If you had a sloppy maths teacher at school you might have grown up with the idea that the number $\pi $ is equal to $22/7.$ Now that is completely wrong. Writing those numbers out in decimal gives $22/7 = 3.142...$ while $\pi = 3.141...$. There’s a difference in the third decimal place after the decimal point!

Pi

How accurately do we need to know the value of π?

Surely this small inaccuracy doesn't matter? Well, as the following extract from a longer article by Chris Budd shows, it really does.

The point is that $\pi $ is not any number. It lies at the heart of any technology that involves rotation or waves, and that is much of mechanical and electrical engineering. If rotating parts in, say, a typical jet engine are not manufactured to high tolerance, then the parts simply won’t rotate. This typically involves measurements correct to one part in 10,000 and, as these measurements involve $\pi $, we require a value of $\pi $ to at least this order of accuracy to prevent errors. In medical imaging using CAT or MRI scanners, the scanning devices move on a ring which has to be manufactured to a tolerance of one part in 1,000,000, requiring an even more precise value of $\pi $.
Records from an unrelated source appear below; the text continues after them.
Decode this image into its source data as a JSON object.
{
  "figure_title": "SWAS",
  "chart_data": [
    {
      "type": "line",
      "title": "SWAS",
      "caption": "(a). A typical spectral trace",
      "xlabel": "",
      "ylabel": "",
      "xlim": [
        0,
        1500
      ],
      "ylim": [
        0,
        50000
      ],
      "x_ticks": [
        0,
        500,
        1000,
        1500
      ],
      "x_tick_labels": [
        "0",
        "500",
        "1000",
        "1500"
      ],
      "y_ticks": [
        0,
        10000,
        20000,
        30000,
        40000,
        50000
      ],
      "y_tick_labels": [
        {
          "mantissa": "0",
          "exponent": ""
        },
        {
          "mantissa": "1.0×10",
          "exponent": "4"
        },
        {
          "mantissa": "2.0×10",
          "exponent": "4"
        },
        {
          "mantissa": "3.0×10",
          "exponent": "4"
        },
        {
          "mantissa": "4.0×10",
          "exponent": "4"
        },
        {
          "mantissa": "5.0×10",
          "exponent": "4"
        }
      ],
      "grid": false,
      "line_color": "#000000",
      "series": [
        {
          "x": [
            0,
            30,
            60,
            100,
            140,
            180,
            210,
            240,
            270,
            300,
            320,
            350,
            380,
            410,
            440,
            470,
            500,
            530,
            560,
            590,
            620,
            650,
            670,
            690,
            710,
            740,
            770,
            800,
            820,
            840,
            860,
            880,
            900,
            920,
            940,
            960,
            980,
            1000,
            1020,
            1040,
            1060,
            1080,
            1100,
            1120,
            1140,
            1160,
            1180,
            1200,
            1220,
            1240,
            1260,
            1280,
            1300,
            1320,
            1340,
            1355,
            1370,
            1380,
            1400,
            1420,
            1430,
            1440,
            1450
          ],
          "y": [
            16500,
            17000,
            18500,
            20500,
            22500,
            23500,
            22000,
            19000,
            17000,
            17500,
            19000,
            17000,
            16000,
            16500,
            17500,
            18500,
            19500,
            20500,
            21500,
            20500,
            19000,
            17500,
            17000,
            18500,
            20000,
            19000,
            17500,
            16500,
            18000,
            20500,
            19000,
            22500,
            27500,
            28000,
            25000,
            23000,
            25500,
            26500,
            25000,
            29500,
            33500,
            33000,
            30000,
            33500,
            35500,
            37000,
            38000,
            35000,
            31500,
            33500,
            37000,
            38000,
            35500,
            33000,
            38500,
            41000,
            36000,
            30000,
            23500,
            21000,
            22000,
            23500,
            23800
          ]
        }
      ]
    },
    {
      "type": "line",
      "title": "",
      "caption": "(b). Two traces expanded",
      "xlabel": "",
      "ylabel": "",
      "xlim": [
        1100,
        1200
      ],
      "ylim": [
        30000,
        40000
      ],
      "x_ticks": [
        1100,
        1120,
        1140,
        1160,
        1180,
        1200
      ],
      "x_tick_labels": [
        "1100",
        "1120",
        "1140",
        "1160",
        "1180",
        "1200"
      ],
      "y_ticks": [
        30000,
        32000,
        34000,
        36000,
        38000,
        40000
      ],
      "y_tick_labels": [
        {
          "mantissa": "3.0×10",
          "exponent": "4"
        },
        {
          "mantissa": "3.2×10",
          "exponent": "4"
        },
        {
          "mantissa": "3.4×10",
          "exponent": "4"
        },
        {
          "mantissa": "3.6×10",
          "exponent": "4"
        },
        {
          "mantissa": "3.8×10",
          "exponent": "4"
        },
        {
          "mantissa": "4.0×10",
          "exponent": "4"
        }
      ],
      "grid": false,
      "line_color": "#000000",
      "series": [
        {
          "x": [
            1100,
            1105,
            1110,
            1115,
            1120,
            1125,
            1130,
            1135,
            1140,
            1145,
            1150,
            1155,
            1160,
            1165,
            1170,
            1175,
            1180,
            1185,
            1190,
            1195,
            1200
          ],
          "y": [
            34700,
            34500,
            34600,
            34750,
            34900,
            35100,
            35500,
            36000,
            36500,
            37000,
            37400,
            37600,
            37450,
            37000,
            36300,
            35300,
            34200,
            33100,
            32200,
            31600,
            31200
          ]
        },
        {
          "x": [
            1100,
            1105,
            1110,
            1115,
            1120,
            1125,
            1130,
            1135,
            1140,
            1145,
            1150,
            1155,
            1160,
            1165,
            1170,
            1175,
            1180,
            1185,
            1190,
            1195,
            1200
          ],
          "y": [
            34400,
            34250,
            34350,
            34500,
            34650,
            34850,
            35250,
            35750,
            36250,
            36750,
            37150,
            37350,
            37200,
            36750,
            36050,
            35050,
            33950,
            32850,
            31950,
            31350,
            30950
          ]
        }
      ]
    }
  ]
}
However, even this level of accuracy pales into insignificance when we look at modern electrical devices. In high frequency electronics, with frequencies in the order of 1GHz (typical for mobile phones or GPS applications), electrical engineers require a precision in the value used for $\pi $ in the order of one part in 1,000,000,000,000,000.

So, the modern world needs $\pi $ and it needs it accurately!